“Engage, be kind and speak up”: Nora Nord captures the tenderness of her surroundings
Documenting the beauty in everyday life, the photographer uses the medium as a way of unraveling her past experiences.
- Ayla Angelos
- 24 January 2020
- Reading Time
- 3 minute read
With an intimate lens, the gaze of Nora Nord is an honest and romantic one. Currently based between London and Oslo, the photographer grew up in California and Norway – before moving to the United States to pursue her studies at Tufts University. Her upbringing was intensely visual: “I have ADD so my memory has always felt fragments,” she tells It’s Nice That. “I kept forgetting, so I started photographing as a teenager to remember. It was all digital back then and my computer broke a few years ago, which feels ironic.”
Photography thus serves as a necessary mechanism in which Nora uses to navigate through the world. She also points out some more personal and physical elements – the fact that she’s a six-foot blonde woman – as being a catalyst that drives her work. “Since I was a teenager, I have been stared at and undressed by men,” she says. “I think women are always aware of being looked at, of being sexualised. This oppressive male gaze had an incredibly detrimental effect on my self-image as I was growing up; I’m still pulling those tendrils out of me.” Turning to photography as a way of unravelling her past experiences, she sees the process as a therapeutic release. “When I photograph, I’m reversing the effects of this,” she adds. “I started photographing because I needed to.”
After her BA, Nora went out to try her hands at freelance photography. After half a year, she began her MA at Central Saint Martins in fashion photography: “There I met my partner Heather and we began working on our joint project, Porridge. They both met in the same class at CSM, “and fell in love”. Soon enough they began to document each other. “Heather broke their leg in May and we started making self-portraits to deal with the boredom while Heather was recovering from painful ankle surgery,” says Nora. Henceforth, Porridge was devised – a recently published, tender and heartfelt study of a queer relationship.
Porridge is just a small emblem of Nora’s desire to document her life. Shooting on film, Nora sees the analogue process as “alive” and “tangible”, and is particularly drawn to the slower process. “I like to play with the surreal within the everyday, the mundane,” Nora adds. “There is something beautiful in everyday life.” She takes cues from the medium’s giants – such as Nan Goldin, Cindy Sherman (for her self-portraits), Claude Cahun, Marcel Moore plus Annemarie Schwarzenbach – as well as Nigel Shafran and Vivian Majer. Then, pulling from her influences, she’s able to self-reflect and make something of her own – whether it be snapshot imagery of her friends laying in the grass and enjoying the warm weather, or a more posed portrait where light is used in such a manner that it signals elements of the sublime.

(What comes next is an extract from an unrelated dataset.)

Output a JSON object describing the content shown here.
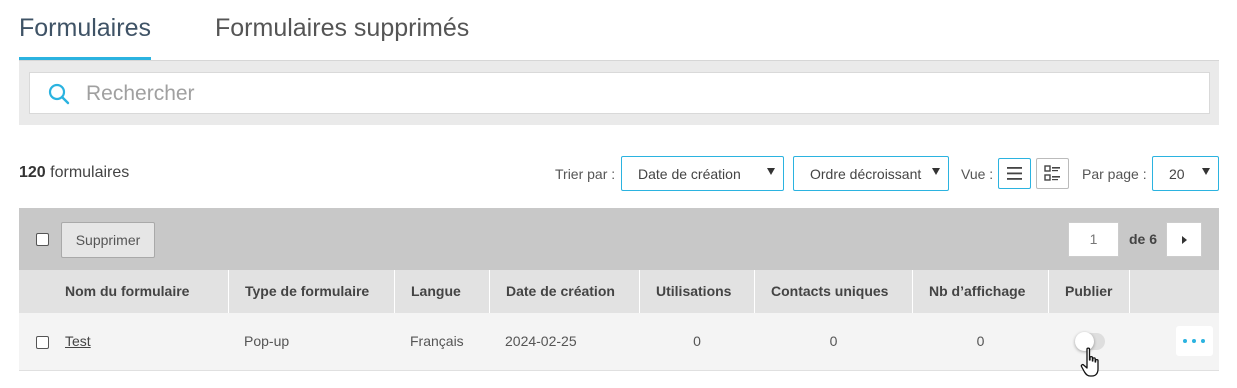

Her most favoured image is a portrait of Heather, taken last October [shown above]. It was during a time when they were both visiting Heather’s grandad in Normanton, West Yorkshire, “and the light was shining into the room we were staying in,” says Nora. “It was a difficult place to be in, so when the light came through it felt almost angelic; I feel a lot of love when I look at this photograph.”
Symbolic of her photographic style, not only does Nora search for the placement of natural light as her muse, she also looks towards her medium as a way of solving important topics that circle in today’s society. Future plans, for example, involve photographing her neighbourhood in London: “I grew up in a really homogenous area, which I hated,” Nora adds, “so it feels important to document an alternative way of living. There’s a lot of Islamophobia in the world now; people are scared of it. I think if they saw Bethnal Green they would change their minds. It’s the future, but it’s also underground rapid homogenisation."
“But as a young person I’m part of that problem, too – it’s tricky," Nora concludes. "Sometimes I feel guilty, but I can’t go around feeling guilty. It’s important to be aware and to have the hard conversations; to engage, be kind, speak up and talk to people – be open.”